Pourquoi les mesures sécuritaires du Royaume ne sont-elles pas si populaires ?
23 août 2019

Sondage


Récent sondage de l'IBS : des résultats mitigés

Alors que le pouvoir royaliste semble parier sur le ressentiment de la population envers la minorité Alderii, cible de multiples discriminations et accusée de nombreux maux, un récent sondage publié par l’Institut Brocélien des Statistiques (IBS) vient nuancer ces automatismes supposés.
Il est vrai que le cadrage médiatique des événements à Westalia conduit à ce que 50% des personnes interrogées impute une plus grande responsabilité de la situation au terrorisme Hamajak, contre 27 % aux ligues d’extrême-droite tandis que 21% renvoient les deux camps dos-à-dos. Cela est le fruit d’un biais anti-natif présent dans notre société, qui n’est pas nouveau, mais qui est évidemment renforcé dans le cas présent par la simple chronologie des faits. La séquence actuelle a effectivement débuté par l’assassinat d’Alfred Eisendorf, attribué au terrorisme hamajak.
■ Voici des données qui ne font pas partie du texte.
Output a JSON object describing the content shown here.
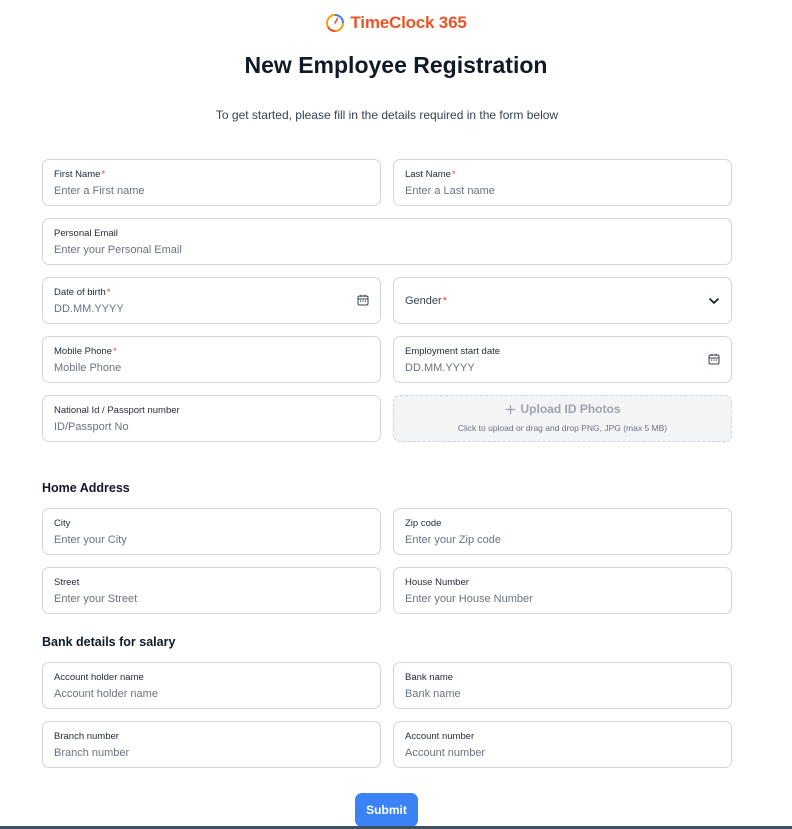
{
  "brand": {
    "name": "TimeClock 365",
    "accent": "#e8542b"
  },
  "page": {
    "title": "New Employee Registration",
    "subtitle": "To get started, please fill in the details required in the form below"
  },
  "required_mark": "*",
  "fields": {
    "first_name": {
      "label": "First Name",
      "placeholder": "Enter a First name"
    },
    "last_name": {
      "label": "Last Name",
      "placeholder": "Enter a Last name"
    },
    "personal_email": {
      "label": "Personal Email",
      "placeholder": "Enter your Personal Email"
    },
    "dob": {
      "label": "Date of birth",
      "placeholder": "DD.MM.YYYY",
      "icon": "calendar-icon"
    },
    "gender": {
      "label": "Gender",
      "icon": "chevron-down-icon"
    },
    "mobile": {
      "label": "Mobile Phone",
      "placeholder": "Mobile Phone"
    },
    "start_date": {
      "label": "Employment start date",
      "placeholder": "DD.MM.YYYY",
      "icon": "calendar-icon"
    },
    "national_id": {
      "label": "National Id / Passport number",
      "placeholder": "ID/Passport No"
    }
  },
  "upload": {
    "title": "Upload ID Photos",
    "hint": "Click to upload or drag and drop PNG, JPG (max 5 MB)",
    "icon": "plus-icon"
  },
  "home_address": {
    "title": "Home Address",
    "city": {
      "label": "City",
      "placeholder": "Enter your City"
    },
    "zip": {
      "label": "Zip code",
      "placeholder": "Enter your Zip code"
    },
    "street": {
      "label": "Street",
      "placeholder": "Enter your Street"
    },
    "house": {
      "label": "House Number",
      "placeholder": "Enter your House Number"
    }
  },
  "bank": {
    "title": "Bank details for salary",
    "holder": {
      "label": "Account holder name",
      "placeholder": "Account holder name"
    },
    "bank_name": {
      "label": "Bank name",
      "placeholder": "Bank name"
    },
    "branch": {
      "label": "Branch number",
      "placeholder": "Branch number"
    },
    "account": {
      "label": "Account number",
      "placeholder": "Account number"
    }
  },
  "submit_label": "Submit",
  "colors": {
    "primary": "#3b82f6",
    "required": "#ef4444",
    "border": "#d1d5db"
  }
}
Mais ce contexte ne conduit pas la société brocélienne à plébisciter toute mesure prise au sein du Royaume au nom de la lutte contre les mouvements indigènes et le communisme. L’IBS a ainsi testé l’avis de l’opinion au sujet de deux principales mesures de la récente Ordonnance Royale “relative à la sécurité du Royaume et à la lutte contre les activités, délictuelles, criminelles et terroristes”.
Concernant la création des “milices citoyennes”, administrativement dénommées GCAB (Groupement Citoyen d’Autodéfense Brocélien), les avis sont très partagés et la majorité estime plutôt que la mesure n’est pas bonne, en raison de sa probable inefficacité et même de sa dangerosité.
Concernant la fermeture de lieux “implicitement interdits” aux protestants, les brocéliens interrogés sont encore moins convaincus puisque 53 % sont défavorables à la mesure contre 43 % favorables.
Malgré une base de soutien importante et une société connue pour être structurellement conservatrice voire néocoloniale, il est donc impossible - dans le cas présent - d’identifier un effet univoque de la crise westalienne en faveur de nouveaux dispositifs ultra-sécuritaires à Brocelynwood.


Une classe politique quasi unanimement critique

Même si les sondages d’opinion publique ne peuvent et ne doivent être pris au pourcentage près pour argent comptant, les tendances observées sont suffisamment nettes pour s’y arrêter et proposer une analyse.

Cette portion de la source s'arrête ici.